Your pooch probably commands a lot of power in your household, so maybe it’s no surprise that some pups have held pretty high positions in society over the years. And why not? Dogs are loyal, loving, and protective, which are qualities we should all look for in our leaders.
Here are a few ridiculously lofty positions held by canines.
Thomas Jefferson believed the best government is that which governs least. Some towns take that literally.
But he wasn’t the first dog mayor. In 1981 a Labrador mix named Bosco was elected honorary mayor of Sunol, California.

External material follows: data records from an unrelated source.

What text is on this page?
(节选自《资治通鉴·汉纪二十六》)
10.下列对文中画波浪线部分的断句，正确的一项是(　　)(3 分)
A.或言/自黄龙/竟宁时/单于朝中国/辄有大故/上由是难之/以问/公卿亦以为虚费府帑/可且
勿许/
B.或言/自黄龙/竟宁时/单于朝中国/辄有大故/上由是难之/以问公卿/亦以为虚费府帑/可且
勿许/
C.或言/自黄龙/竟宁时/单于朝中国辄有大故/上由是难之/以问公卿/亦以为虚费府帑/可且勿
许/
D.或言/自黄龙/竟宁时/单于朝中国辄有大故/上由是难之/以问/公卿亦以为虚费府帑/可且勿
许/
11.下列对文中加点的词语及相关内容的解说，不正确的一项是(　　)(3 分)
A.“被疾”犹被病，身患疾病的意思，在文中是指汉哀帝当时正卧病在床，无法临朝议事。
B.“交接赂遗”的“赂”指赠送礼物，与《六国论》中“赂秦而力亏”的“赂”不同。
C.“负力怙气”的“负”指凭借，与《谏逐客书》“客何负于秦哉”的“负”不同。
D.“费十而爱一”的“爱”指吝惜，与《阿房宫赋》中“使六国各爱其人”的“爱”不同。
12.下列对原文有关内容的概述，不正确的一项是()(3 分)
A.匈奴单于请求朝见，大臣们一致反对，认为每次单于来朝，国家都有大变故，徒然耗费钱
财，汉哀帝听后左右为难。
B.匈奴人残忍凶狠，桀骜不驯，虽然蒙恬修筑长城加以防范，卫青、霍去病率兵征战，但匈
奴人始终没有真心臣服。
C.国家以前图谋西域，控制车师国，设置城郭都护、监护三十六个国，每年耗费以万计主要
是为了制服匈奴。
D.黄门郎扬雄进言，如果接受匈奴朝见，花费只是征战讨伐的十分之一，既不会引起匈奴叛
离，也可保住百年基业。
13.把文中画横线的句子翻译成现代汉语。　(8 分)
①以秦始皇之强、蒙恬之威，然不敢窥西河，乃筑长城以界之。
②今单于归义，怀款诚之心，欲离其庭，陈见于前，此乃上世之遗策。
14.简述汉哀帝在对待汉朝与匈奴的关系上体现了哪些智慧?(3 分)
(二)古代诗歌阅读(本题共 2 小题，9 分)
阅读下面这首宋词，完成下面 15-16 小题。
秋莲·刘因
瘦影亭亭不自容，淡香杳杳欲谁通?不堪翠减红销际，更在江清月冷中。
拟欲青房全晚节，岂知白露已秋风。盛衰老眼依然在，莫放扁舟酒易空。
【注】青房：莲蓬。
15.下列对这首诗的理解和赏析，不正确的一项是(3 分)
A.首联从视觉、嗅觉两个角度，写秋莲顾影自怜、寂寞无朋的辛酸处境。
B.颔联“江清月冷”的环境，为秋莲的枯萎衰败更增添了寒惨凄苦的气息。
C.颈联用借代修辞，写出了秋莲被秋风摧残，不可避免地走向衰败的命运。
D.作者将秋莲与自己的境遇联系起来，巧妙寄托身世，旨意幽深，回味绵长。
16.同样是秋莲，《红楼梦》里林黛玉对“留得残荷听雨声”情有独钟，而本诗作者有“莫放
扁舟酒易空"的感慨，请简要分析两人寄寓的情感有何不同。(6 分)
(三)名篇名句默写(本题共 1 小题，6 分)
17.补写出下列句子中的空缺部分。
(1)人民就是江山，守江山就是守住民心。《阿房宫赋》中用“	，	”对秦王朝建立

And in 1998 a dog named Goofy won the election in Rabbit Hash, Kentucky. Rabbit Hash has since elected two more dog mayors, which shows democracy in some small towns is like the old VCR tucked away in the garage somewhere: It still exists, but no one remembers how it’s supposed to work.
If you live in a town called Whangamomona, some shenanigans can be expected. So it’s no surprise that when residents of the New Zealand hamlet threw a fit over plans to redraw their county boundaries, they declared themselves the Republic of Whangamomona and elected a goat named Billy Gumboot president in 1999.
Two years later, when Billy died while serving his term, a Poodle named Tai took office. President Tai served as well as you’d expect until another dog attacked him while he was eating a bone, which some considered to be an assassination attempt.
Tai survived, but found it difficult to keep up with the stress of the job after that.
In the 13th Century, a French knight left his Greyhound named Guinefort to guard his son while he hunted. When he returned, Guinefort had blood on his mouth, and the knight’s son was nowhere to be found. The knight killed Guinefort because he believed the dog killed his son, and because he was a big dumb jerk (and I don’t like him).
The knight then heard a child crying, turned over the bed, and found his son near the body of a viper. Turns out Guinefort saved his son from the venomous reptile.
After that, the family laid Guinefort to rest in a well and built a shrine. Locals called Guinefort a saint, and his cult lasted into the 1930s; the knight, however, is forever known as a really not cool guy. Stupid humans.
There are several Scandinavian legends of dogs who earned the highest title in the land. It’s hard to pick out historical truth from myth, but one of the most interesting accounts is of Saur the Dog King.
According to the story, a Scandinavian king sent his son to rule over a newly conquered territory, but when the citizens assassinated the son, the vengeful king gave them the choice of having a slave or a dog as their new ruler.
The people chose the dog, and Saur came into power, reigning for three years as a wet-nosed, bone-chomping, rug-wetting, adorable little despot.